Cette expansion d'une « liberté » policière que rien ne semble borner peut s'analyser en termes divers : juridiques, psychologiques, politiques, philosophiques...

4 Au plan juridique, ces libertés revêtent une tournure paradoxale : elles s'énoncent fondamentalement comme « droit » (coutumier, de facto ¬ mais qu'est-ce qu'un droit de facto ?) d'agir constamment en dehors de la loi, au mépris de celle-ci, par exemple en refusant d'« entendre » une demande d'asile et de l'enregistrer, en brutalisant une personne qui refuse d'embarquer ou en retenant un mineur en zone d'attente ; ce droit n'est pas une simple licence que les policiers s'arrogent, de manière « sauvage » et ponctuelle, il repose au contraire sur une autorisation permanente quoique inofficielle qui est accordée aux policiers par l'autorité dont ils dépendent ¬ le ministère de l'Intérieur, l'État, donc. Davantage : il découle de directives qui sont données aux policiers par leur autorité de tutelle. Ainsi, par exemple, lorsque des violences commises par les agents de la Police de l'air et des frontières dans les zones d'attente (Roissy, en premier lieu) sont dénoncées, que ce soit par les victimes elles-mêmes ou par des associations, des hommes politiques, des organismes nationaux ou internationaux, comme le Comité de prévention de la torture, des médecins, des avocats, etc., les policiers sont systématiquement couverts, non seulement par leur hiérarchie, mais par l'autorité politique elle-même qui rejette ces « allégations[3]

5 De notre point de vue, donc, ces espaces ne sont pas tant des zones de non-droit (où se constateraient un manque de droits ou des défectuosités de l'État de droit) que des sites « décadrés », « hors champ », dans lesquels prévaut un droit d'exception, celui qui tient à l'institution non écrite de la prévalence des libertés policières sur le droit commun. Ce droit consiste en l'attribution par l'autorité à la police agissant en maître dans ces lieux d'un crédit de violence et d'arbitraire qui révoque toutes les normes courantes dans un État démocratique moderne. Ce crédit de violence n'est certes pas illimité, car, contrairement à ce qui était le cas dans les camps de concentration nazis, par exemple, il n'inclut pas la possibilité de tuer à discrétion ni, contrairement à ce qui est le cas dans les prisons irakiennes placées sous la tutelle des armées d'occupation états-unienne et britannique, de torturer en application de techniques enseignées et de consignes venues d'en haut. Lorsqu'il y a mort d'homme, comme ce fut le cas à plusieurs reprises au cours des dernières années, c'est en conséquence d'une « bavure », d'une irrégularité, et cela se constate comme telle, même quand la hiérarchie policière affirme qu'aucune faute n'a été commise[4]

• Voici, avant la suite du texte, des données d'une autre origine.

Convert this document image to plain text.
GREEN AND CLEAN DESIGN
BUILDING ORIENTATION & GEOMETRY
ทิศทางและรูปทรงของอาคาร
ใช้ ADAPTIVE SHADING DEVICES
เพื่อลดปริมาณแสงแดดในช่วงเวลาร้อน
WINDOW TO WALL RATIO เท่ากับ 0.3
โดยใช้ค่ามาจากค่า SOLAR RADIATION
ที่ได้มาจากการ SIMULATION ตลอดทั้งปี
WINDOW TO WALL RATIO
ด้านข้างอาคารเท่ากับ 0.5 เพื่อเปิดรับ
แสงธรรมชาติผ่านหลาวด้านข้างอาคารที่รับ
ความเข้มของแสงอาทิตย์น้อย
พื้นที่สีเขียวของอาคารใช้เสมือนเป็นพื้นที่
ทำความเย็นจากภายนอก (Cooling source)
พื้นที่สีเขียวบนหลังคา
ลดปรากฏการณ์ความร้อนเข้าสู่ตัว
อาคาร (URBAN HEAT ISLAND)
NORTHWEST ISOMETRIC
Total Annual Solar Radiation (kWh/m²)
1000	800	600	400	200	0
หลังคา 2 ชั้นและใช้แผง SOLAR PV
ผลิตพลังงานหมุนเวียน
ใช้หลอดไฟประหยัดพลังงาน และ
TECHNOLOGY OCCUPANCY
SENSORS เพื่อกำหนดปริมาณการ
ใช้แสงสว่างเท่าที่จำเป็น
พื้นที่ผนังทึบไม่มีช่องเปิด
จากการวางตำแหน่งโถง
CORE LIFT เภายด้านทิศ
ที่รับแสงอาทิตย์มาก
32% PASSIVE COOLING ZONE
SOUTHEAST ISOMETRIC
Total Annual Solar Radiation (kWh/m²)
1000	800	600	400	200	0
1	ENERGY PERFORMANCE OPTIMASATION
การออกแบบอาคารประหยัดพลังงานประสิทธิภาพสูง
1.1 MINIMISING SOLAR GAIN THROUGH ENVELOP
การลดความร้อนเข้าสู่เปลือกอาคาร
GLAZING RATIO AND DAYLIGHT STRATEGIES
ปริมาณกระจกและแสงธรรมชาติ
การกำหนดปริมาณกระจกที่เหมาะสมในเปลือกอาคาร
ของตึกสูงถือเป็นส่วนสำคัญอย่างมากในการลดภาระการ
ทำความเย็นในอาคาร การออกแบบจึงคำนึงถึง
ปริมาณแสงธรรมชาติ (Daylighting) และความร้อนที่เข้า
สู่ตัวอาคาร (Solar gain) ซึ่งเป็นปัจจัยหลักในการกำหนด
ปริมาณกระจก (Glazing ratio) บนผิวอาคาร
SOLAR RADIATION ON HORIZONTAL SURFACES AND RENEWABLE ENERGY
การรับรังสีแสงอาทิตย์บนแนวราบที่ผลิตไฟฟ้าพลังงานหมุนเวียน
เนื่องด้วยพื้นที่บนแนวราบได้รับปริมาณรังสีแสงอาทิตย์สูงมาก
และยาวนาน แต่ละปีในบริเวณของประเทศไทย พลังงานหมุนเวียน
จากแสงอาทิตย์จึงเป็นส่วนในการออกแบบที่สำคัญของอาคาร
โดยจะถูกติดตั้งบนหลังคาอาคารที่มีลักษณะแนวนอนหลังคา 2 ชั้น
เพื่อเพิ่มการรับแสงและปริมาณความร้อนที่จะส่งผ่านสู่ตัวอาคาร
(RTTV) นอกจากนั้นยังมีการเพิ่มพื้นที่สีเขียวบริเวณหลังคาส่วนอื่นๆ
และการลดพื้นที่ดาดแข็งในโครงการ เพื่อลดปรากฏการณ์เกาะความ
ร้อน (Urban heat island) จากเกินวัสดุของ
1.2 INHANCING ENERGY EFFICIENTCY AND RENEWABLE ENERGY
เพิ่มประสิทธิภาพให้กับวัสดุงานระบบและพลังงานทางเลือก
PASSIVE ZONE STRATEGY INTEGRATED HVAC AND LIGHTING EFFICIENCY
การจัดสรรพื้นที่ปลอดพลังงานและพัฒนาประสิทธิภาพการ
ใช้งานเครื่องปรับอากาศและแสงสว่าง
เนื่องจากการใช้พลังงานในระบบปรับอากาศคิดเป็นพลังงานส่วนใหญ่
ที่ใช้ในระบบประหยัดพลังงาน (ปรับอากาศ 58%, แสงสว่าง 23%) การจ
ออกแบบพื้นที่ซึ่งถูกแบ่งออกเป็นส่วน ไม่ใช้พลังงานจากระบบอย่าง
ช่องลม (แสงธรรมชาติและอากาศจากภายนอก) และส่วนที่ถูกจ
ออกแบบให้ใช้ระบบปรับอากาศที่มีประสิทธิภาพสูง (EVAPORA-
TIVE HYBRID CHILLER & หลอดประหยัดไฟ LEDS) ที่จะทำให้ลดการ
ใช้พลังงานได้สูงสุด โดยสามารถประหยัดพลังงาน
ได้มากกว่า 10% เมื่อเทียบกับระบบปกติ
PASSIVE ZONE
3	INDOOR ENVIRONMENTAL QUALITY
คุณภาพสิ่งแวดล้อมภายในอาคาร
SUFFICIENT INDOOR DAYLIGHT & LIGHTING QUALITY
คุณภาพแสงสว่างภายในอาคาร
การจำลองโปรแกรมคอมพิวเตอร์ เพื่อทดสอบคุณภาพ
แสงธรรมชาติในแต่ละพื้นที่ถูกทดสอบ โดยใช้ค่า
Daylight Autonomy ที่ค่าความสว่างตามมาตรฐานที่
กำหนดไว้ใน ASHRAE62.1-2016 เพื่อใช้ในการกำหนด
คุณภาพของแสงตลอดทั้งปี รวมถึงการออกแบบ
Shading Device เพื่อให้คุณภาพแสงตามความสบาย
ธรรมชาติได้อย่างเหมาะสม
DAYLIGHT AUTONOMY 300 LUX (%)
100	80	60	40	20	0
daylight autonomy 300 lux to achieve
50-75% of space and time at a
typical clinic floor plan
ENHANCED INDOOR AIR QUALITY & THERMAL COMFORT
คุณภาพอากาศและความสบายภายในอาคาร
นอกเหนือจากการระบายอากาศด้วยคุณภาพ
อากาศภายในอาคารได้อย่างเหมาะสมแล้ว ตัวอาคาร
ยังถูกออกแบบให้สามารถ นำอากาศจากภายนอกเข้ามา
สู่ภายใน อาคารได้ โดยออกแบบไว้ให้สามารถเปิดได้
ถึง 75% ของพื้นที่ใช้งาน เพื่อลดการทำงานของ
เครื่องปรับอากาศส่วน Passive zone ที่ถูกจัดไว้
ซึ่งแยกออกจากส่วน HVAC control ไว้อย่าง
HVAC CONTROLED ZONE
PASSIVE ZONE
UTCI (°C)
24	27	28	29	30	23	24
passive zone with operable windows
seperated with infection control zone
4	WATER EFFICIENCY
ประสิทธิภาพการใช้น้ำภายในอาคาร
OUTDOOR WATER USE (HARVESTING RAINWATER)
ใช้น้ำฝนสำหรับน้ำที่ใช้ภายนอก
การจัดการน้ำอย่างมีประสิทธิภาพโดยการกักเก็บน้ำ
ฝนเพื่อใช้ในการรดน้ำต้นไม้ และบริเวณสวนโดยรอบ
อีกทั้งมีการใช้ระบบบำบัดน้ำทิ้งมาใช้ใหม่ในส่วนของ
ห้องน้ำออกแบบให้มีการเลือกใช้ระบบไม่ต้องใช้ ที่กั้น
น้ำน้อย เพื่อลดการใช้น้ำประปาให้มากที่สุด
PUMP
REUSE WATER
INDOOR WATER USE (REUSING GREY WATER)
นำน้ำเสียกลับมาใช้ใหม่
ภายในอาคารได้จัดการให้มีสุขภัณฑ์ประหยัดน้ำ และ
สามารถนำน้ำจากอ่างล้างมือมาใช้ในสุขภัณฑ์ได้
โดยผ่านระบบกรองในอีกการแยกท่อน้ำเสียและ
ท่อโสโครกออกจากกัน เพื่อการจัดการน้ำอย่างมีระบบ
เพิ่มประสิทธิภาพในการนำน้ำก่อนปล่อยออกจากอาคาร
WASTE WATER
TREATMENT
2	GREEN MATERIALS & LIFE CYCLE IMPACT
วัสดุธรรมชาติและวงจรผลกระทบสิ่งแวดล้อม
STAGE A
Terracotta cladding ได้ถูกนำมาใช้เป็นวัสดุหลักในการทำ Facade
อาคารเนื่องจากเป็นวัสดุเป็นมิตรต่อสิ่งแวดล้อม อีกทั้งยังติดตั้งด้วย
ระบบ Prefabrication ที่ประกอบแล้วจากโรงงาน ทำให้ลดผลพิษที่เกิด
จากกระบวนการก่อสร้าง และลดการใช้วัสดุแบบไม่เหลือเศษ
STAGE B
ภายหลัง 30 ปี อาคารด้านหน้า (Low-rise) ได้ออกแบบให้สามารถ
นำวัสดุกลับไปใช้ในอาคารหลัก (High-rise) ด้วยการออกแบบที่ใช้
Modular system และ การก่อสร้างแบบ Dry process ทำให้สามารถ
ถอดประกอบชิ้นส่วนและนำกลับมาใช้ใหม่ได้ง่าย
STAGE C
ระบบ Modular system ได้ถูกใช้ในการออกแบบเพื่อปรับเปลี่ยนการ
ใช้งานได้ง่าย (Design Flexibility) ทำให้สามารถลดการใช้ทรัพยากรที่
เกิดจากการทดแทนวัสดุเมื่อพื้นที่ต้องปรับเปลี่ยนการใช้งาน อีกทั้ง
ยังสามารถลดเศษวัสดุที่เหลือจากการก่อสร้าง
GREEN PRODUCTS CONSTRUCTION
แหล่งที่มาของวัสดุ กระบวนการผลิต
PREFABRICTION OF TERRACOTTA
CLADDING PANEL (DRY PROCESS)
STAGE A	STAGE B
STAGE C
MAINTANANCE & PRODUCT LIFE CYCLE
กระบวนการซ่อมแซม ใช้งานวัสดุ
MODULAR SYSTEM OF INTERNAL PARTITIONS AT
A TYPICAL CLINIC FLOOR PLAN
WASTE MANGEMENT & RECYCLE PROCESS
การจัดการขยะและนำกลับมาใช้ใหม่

. Il y a problème (les journaux en parlent), mais pas au point, remarquons-le, que les coupables soient activement recherchés et sanctionnés ¬ que la justice pénale soit conduite à statuer. À ces conditions d'exclusion près, les policiers ont, dans les zones d'attente notamment, à peu près tous les droits.

6 Il est important d'envisager ces questions sous l'angle de ce que l'on appelle ici les « libertés policières » et pas seulement sous celui des manquements à l'État de droit. Une approche exclusivement humanitaire ou « juridiste » de ces questions sera constamment portée à percevoir la situation qui est faite aux étrangers dans ces lieux en termes d'abus ou, au contraire, de manques, de carences, d'irrégularités, de désordres, etc. Dans cette perspective, on sera donc porté à exhorter les pouvoirs publics à faire en sorte que ces défauts soient corrigés, que ces abus soient enrayés, de façon qu'enfin les normes générales prévalant dans un État de droit règlent les conduites en ces lieux excentrés aussi. Combat infiniment nécessaire, bien sûr, mais travail de Sisyphe, et quête d'un idéal inaccessible. En effet, l'examen de ces questions sous l'angle des « libertés policières » attire notre attention sur la constitution de zones d'exception légitimées, dans lesquelles prévaut un droit de violence, celui de la police en tant que corps répressif, un droit qui s'exerce ici à l'encontre de catégories particulières, des catégories fragiles et exposées de demandeurs d'asile, d'étrangers en situation irrégulière ¬ comme il s'exerce, avec d'autres protagonistes, dans les prisons par exemple. Ici, ce n'est pas l'enjeu du crime et de sa punition, mais celui de la frontière et de sa protection qui constitue la « réserve » infinie des pratiques d'exception et des violences qui en sont l'expression la plus courante.

7 L'institution non écrite des libertés policières qui prévalent en ces lieux attire notre attention sur la parfaite compatibilité, dans nos sociétés, entre ce qui se nomme couramment « État de droit » et des usages réglés et locaux de l'exception[5]

8 Que cela soit concerté ou non, les zones d'attente et les centres de rétention sont des terrains d'expérimentation. Nous entrons ici dans la dimension anthropologique et philosophique du problème. Que se passe-t-il lorsque, dans une société moderne, modelée par un long processus de pacification des mœurs, un corps dépositaire de la violence de l'État (violence légitime et concentrée) se voit confier une mission d'épuration dont il est appelé à s'acquitter à l'écart du regard du public et, pour l'essentiel, en étant protégé du jugement de l'opinion ? Ce point est crucial : il faut se rappeler ici que même les associations ayant accès à ces sites se voient imposer de nombreuses restrictions : elles n'ont pas accès à tous les lieux de rétention ; là où elles ont accès, elles sont généralement accompagnées par des policiers ; leur droit de visite est conditionnel et rare[6]. Que se passe-t-il, d'autre part, lorsque ce corps répressif se voit tout à la fois désigner une sorte d'ennemi (l'étranger demandeur d'asile en tant que fraudeur à refouler coûte sur coûte ou bien l'étranger en situation irrégulière à réexpédier dans son pays) et engagé à remplir une mission impossible (trier, stocker, surveiller, expulser l'immense majorité de cette catégorie litigieuse d'étrangers avec des moyens constamment insuffisants en effectifs et en matériel), à « faire du chiffre » pour des motifs électoraux ?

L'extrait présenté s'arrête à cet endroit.